Doherty purchased the 1888-vintage building in 2015. “I don’t know what I’m going to do with it, save the building basically is my main intention,” said Doherty, who studies engineering in school. He is also on the board of the Folsom Museum just down the street.

He would like to remodel the building, but said building costs have shot up.

Doherty, 38, has an apartment in the downstairs of the two-story rock building, but the five rooms upstairs appear to look as they may have 100 or more years ago.

Mounted on a downstairs, rock fireplace overlooking the lobby are a pronghorn antelope trophy and a stuffed golden eagle. Doherty points out an old bullet hole in one of the hotel’s wooden columns.

Matt Doherty’s family has owned a ranch around the village of Folsom for generations. Doherty bought the historic Folsom Hotel and is trying to preserve the history of the area. (Eddie Moore/Albuquerque Journal)

The building was a general merchandise store from 1888 until 1911, when it became the hotel, according to Betty Griffin, in her 1988 booklet, “The Folsom Hotel Story.”

The late Griffin and her partner, the late sculptor Richard Jagoda, restored the hotel in the 1980s and were instrumental in getting it placed on the National Register of Historic Places in 1987.

The hotel is the embodiment of Folsom history. The ghosts of Folsom past could well still be there. Doherty said he was spooked one night when a Spanish lady appeared out of nowhere, only to immediately vanish.

Doherty is well-versed on his property’s history and recently related some of the colorful episodes the hotel has seen. Outlaw Thomas “Black Jack” Ketchum unwittingly left his mark on the hotel.

“Ketchum, when they robbed the train, when they shot him, they brought him right to the hotel, so his first night in incarceration was upstairs,” Doherty recounted.

” ‘Black Jack’ was the leader of the most reckless, daring and murderous band of desperados this country has ever known, which operated in Texas, Colorado, New Mexico, Wyoming, Utah and Arizona – the ‘Hole-in-the-Wall Gang,’ ” wrote Griffin in her booklet. On Aug. 16, 1899, Ketchum attempted to rob the southbound Colorado and Southern train as it slowed for a horseshoe curve, as he had done twice previously, but, this time, he was operating solo.

A conductor hit “Black Jack” with a shotgun blast, but he was captured the next day and spent his first night in custody in the Folsom Hotel. His arm was amputated in Trinidad, Colorado, and he was convicted in Santa Fe and hanged in Clayton on April 26, 1901.

Doherty related another story involving the hotel’s Bucket of Blood bar. “A kid was playing poker and he ended up stealing the cigar box full of money that was sitting on the table, so they shot him and killed him, and the sheriff got shot and died outside the bar,” said Doherty.

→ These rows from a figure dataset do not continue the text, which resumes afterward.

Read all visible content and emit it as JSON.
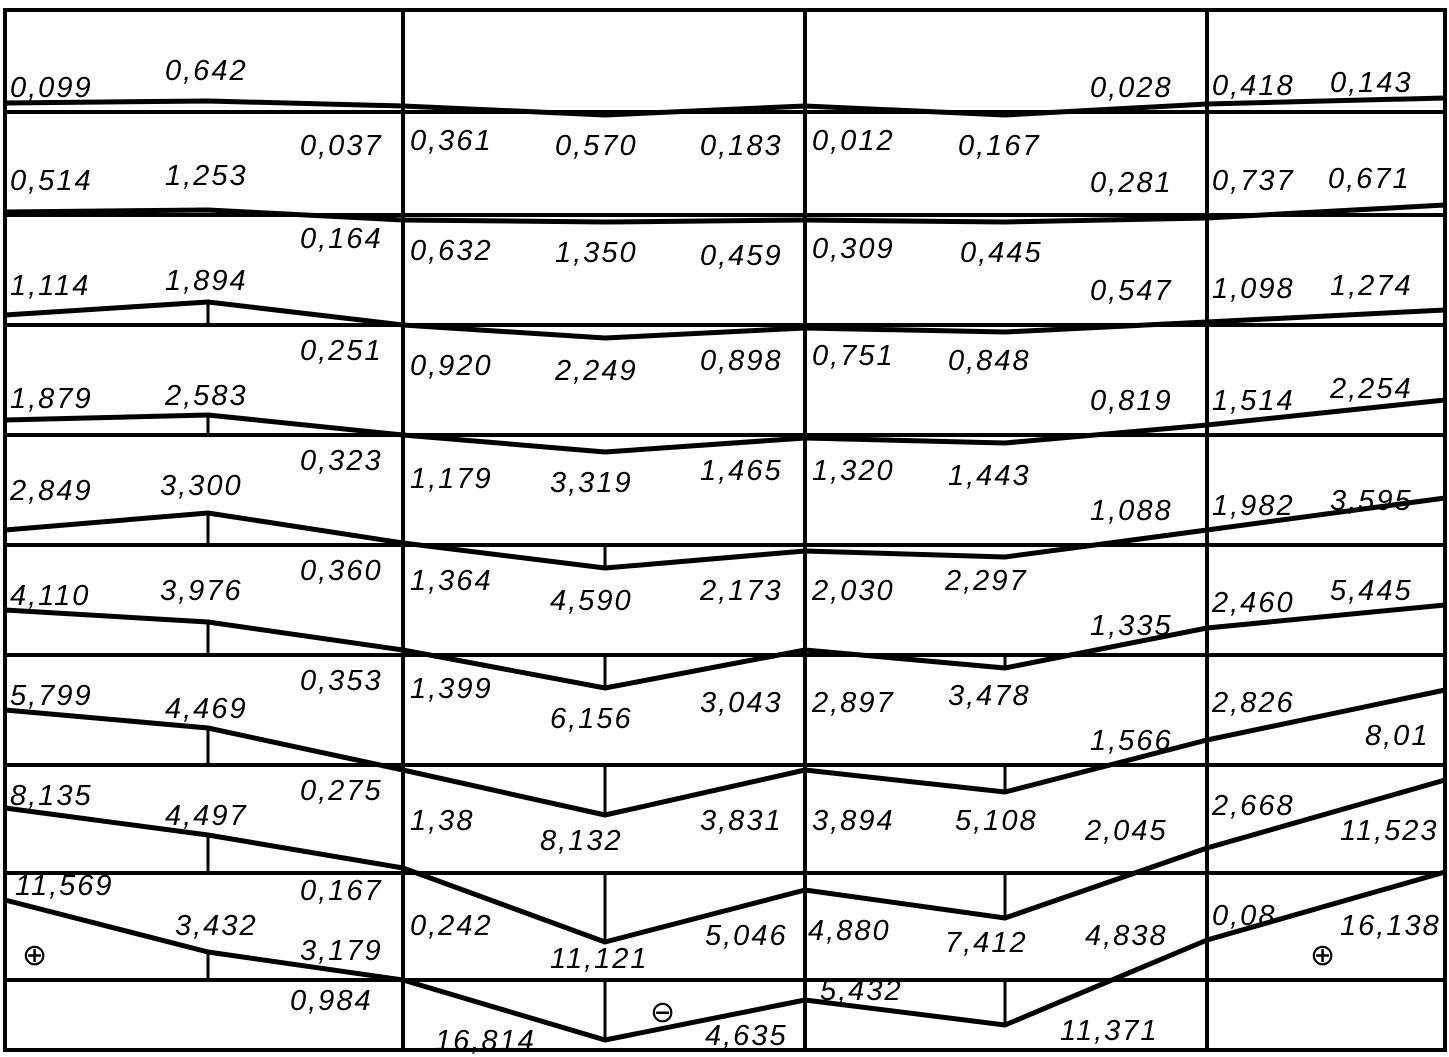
{
  "diagram": {
    "rows": [
      [
        "0,099",
        "0,642",
        "0,028",
        "0,418",
        "0,143"
      ],
      [
        "0,037",
        "0,514",
        "1,253",
        "0,361",
        "0,570",
        "0,183",
        "0,012",
        "0,167",
        "0,281",
        "0,737",
        "0,671"
      ],
      [
        "0,164",
        "1,114",
        "1,894",
        "0,632",
        "1,350",
        "0,459",
        "0,309",
        "0,445",
        "0,547",
        "1,098",
        "1,274"
      ],
      [
        "0,251",
        "1,879",
        "2,583",
        "0,920",
        "2,249",
        "0,898",
        "0,751",
        "0,848",
        "0,819",
        "1,514",
        "2,254"
      ],
      [
        "0,323",
        "2,849",
        "3,300",
        "1,179",
        "3,319",
        "1,465",
        "1,320",
        "1,443",
        "1,088",
        "1,982",
        "3,595"
      ],
      [
        "0,360",
        "4,110",
        "3,976",
        "1,364",
        "4,590",
        "2,173",
        "2,030",
        "2,297",
        "1,335",
        "2,460",
        "5,445"
      ],
      [
        "0,353",
        "5,799",
        "4,469",
        "1,399",
        "6,156",
        "3,043",
        "2,897",
        "3,478",
        "1,566",
        "2,826",
        "8,01"
      ],
      [
        "0,275",
        "8,135",
        "4,497",
        "1,38",
        "8,132",
        "3,831",
        "3,894",
        "5,108",
        "2,045",
        "2,668",
        "11,523"
      ],
      [
        "0,167",
        "11,569",
        "3,432",
        "3,179",
        "0,242",
        "11,121",
        "5,046",
        "4,880",
        "7,412",
        "4,838",
        "0,08",
        "16,138"
      ],
      [
        "0,984",
        "16,814",
        "4,635",
        "5,432",
        "11,371"
      ]
    ],
    "signs": [
      "⊕",
      "⊖",
      "⊕"
    ],
    "sign_names": [
      "plus-sign-icon",
      "minus-sign-icon",
      "plus-sign-icon"
    ]
  }
}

Griffin gives more detail of the late 1800s incident in her booklet. “The keeper of the saloon behind the rock Folsom Hotel left his gambling money and cards in a cigar box in a separate gambling room adjacent to the bar room,” she wrote. “Seeing the man leaving through the back door with his money box, the gambler took his shotgun from under the bar, ran to the back door and shot the thief just as he was topping the fence … . The gambler walked over, retrieved his money box and returned to his business without checking on the thief.”

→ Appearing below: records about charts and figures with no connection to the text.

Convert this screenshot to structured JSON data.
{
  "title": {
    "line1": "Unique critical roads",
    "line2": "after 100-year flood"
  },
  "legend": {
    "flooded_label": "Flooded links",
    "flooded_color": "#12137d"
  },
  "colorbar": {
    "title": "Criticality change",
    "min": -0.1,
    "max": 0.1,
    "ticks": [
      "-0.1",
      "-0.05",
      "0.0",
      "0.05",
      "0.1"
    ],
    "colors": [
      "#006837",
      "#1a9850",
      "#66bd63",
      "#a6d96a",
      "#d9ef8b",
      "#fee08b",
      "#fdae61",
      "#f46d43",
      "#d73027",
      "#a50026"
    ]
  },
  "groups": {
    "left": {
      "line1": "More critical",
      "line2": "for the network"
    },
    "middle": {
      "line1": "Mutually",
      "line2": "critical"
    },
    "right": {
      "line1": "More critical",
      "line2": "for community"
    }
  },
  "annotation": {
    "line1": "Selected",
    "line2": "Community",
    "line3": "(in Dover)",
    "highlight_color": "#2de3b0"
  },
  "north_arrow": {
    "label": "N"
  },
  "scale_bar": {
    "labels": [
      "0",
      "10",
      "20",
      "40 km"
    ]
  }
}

Black cowboy and former slave George McJunkin, whose discovery of the Folsom points revolutionized archaeological theory, died in the hotel on Jan. 21, 1922, when it had become a home for aging cowboys.

The executor of artist Jagoda’s estate called Doherty to see if he wanted to purchase the hotel “and I went down and bought it right there,” said Doherty.

The hotel needs work and Doherty is not sure if it could eventually become a hotel again, or perhaps be a base for trail rides.